When society can’t find the box to stuff you in, it doesn’t know how to handle you. Where do you put the extroverted introverts, who love talking but only to a very small and select group of people? Or the quiet rabble-rousers, who don’t shout or speechify but are secretly full of righteous fury and desperate to change the world from behind the scenes? Do they move between the boxes, or do they exist outside them somewhere?

If it’s the latter, what happens to those who don’t force the world to see them? Are they free, or do they disappear? Are the boxes cages, or are they tribes?

Sigh. If this is what it’s like for an English Lit major in a quiet moment, I can’t imagine what poor Philosophy majors have to go through when they start thinking too hard. For their sakes, I hope they have an off switch of some kind.

Sunday, May 6, 2012

Geeks: speaking a different language

Geeks aren’t anti-social – we just love talking about stuff we know most people have absolutely no opinion about. While the majority of society seems constantly ready to launch into a Romney vs. Obama compare/contrast (or death match, depending on who’s talking), we want to discuss the finer points of the Mary Jane Watson vs. Gwen Stacy question renewed by the upcoming “Spider Man’ movie (but started long, long ago in the comic books). Not that geeks don’t have political opinions – we love a good argument, if nothing else – but the “Spider Man” question just seems so much more interesting. (Or the corollary – is Toby Maguire or Andrew Garfield the better Peter Parker? Movie geeks can get involved in this one.)

One of a geek’s greatest joys is acquiring a huge knowledge base about something that interests them (sort of like a serious football fan, but that’s a discussion for another day). Part of the fun of having such a deep knowledge base, however, is using it to analyze the show, movie or game you spend so much time thinking about with someone who knows it as well as you do.
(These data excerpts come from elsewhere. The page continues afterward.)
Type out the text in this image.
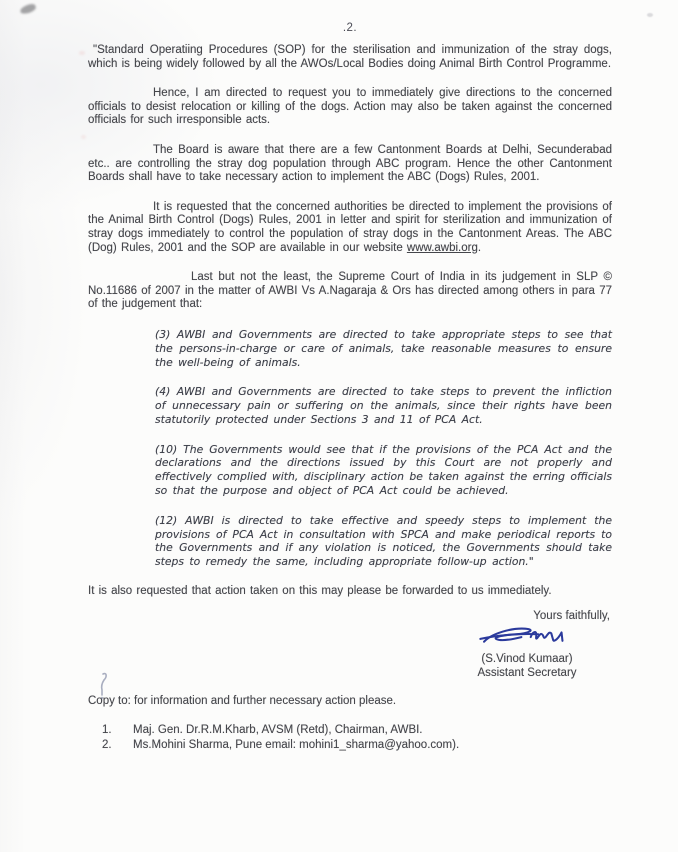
.2.

"Standard Operatiing Procedures (SOP) for the sterilisation and immunization of the stray dogs, which is being widely followed by all the AWOs/Local Bodies doing Animal Birth Control Programme.

Hence, I am directed to request you to immediately give directions to the concerned officials to desist relocation or killing of the dogs. Action may also be taken against the concerned officials for such irresponsible acts.

The Board is aware that there are a few Cantonment Boards at Delhi, Secunderabad etc.. are controlling the stray dog population through ABC program. Hence the other Cantonment Boards shall have to take necessary action to implement the ABC (Dogs) Rules, 2001.

It is requested that the concerned authorities be directed to implement the provisions of the Animal Birth Control (Dogs) Rules, 2001 in letter and spirit for sterilization and immunization of stray dogs immediately to control the population of stray dogs in the Cantonment Areas. The ABC (Dog) Rules, 2001 and the SOP are available in our website www.awbi.org.

Last but not the least, the Supreme Court of India in its judgement in SLP © No.11686 of 2007 in the matter of AWBI Vs A.Nagaraja & Ors has directed among others in para 77 of the judgement that:

(3) AWBI and Governments are directed to take appropriate steps to see that the persons-in-charge or care of animals, take reasonable measures to ensure the well-being of animals.

(4) AWBI and Governments are directed to take steps to prevent the infliction of unnecessary pain or suffering on the animals, since their rights have been statutorily protected under Sections 3 and 11 of PCA Act.

(10) The Governments would see that if the provisions of the PCA Act and the declarations and the directions issued by this Court are not properly and effectively complied with, disciplinary action be taken against the erring officials so that the purpose and object of PCA Act could be achieved.

(12) AWBI is directed to take effective and speedy steps to implement the provisions of PCA Act in consultation with SPCA and make periodical reports to the Governments and if any violation is noticed, the Governments should take steps to remedy the same, including appropriate follow-up action."

It is also requested that action taken on this may please be forwarded to us immediately.

Yours faithfully,
(S.Vinod Kumaar)
Assistant Secretary

Copy to: for information and further necessary action please.

1.	Maj. Gen. Dr.R.M.Kharb, AVSM (Retd), Chairman, AWBI.
2.	Ms.Mohini Sharma, Pune email: mohini1_sharma@yahoo.com).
The blank looks most people give you just aren’t enough.

In fact, it could be argued that we seek out social companionship more than the non-geeks out there. For most people, a decent conversational partner can be found almost anywhere – if the person in the cubicle next to yours doesn’t want to talk about “American Idol,” the person sitting next to you in the carpool probably will. Someone who can intelligently discuss the possible implications of the Observers in “Fringe,” however, can probably only be hunted down on the Internet.

Tuesday, May 1, 2012

The pleasure and sorrow of tragic fiction

In some ways, sadness is terribly entertaining to read about. There’s something about picturing the glistening of a character’s eyes as they bravely hold back tears, or feeling the ache of a poetic, heartbreaking grief that you can set down just as you close the book behind you, that makes life feel wonderfully theatrical. Only dramatic people could be caught up in such great, sweeping dramatic emotions, and when we read about those people we can borrow some of that drama even if the most significant element in our day is where we go to eat on our lunch hour.
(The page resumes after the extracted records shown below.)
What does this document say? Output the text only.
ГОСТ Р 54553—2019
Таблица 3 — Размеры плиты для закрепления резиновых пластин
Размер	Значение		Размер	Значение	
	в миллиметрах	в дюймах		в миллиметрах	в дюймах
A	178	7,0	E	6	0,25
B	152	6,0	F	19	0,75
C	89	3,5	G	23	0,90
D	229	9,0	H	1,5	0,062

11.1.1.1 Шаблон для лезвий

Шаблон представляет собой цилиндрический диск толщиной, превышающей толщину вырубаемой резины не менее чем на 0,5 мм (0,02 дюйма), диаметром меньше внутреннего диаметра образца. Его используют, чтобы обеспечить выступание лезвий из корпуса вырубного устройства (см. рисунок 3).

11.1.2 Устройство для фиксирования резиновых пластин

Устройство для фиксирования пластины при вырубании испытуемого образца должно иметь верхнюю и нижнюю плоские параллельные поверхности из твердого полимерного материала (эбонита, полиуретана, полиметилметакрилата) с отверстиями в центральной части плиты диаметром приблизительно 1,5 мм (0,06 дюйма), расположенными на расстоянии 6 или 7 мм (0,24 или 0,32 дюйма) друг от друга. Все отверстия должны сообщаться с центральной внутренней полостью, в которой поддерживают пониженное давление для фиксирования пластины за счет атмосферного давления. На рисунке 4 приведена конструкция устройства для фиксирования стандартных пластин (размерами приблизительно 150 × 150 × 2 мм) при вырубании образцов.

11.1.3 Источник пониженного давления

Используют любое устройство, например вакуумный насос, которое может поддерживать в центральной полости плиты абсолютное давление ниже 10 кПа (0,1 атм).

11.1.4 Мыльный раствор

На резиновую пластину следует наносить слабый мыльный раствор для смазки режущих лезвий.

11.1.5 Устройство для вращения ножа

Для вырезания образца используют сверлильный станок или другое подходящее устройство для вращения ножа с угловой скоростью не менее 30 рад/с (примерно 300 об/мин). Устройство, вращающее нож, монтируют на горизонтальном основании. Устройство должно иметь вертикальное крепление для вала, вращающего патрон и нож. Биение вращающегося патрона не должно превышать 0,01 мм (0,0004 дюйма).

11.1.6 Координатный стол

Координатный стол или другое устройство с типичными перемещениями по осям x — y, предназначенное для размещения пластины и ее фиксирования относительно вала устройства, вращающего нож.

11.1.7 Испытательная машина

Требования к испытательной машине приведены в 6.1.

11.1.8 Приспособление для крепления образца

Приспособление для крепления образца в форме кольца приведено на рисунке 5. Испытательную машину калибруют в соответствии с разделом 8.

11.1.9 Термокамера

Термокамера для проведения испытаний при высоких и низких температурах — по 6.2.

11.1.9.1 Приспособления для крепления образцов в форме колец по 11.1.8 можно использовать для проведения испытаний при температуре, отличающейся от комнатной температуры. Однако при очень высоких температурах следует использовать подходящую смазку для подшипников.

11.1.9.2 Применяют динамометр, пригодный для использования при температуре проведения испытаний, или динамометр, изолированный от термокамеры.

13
After too long, however, I feel guilty. When we read we bring the characters to life, if only for a little while, and when I read tragic books I’m dancing them through the worst days, weeks and even years of their lives purely for my own amusement. Angst can only be truly appreciated if it gets better, if you can dramatically suffer through those lows just long enough to come out on the other side with a sigh of relief and a safe place to lay your head. As the characters rest, so can we, and the world feels like a slightly better place all the way around.

Of course, I would never say any of this to an English Lit teacher. They might take away my union card.

What are your thoughts on happy or sad fiction?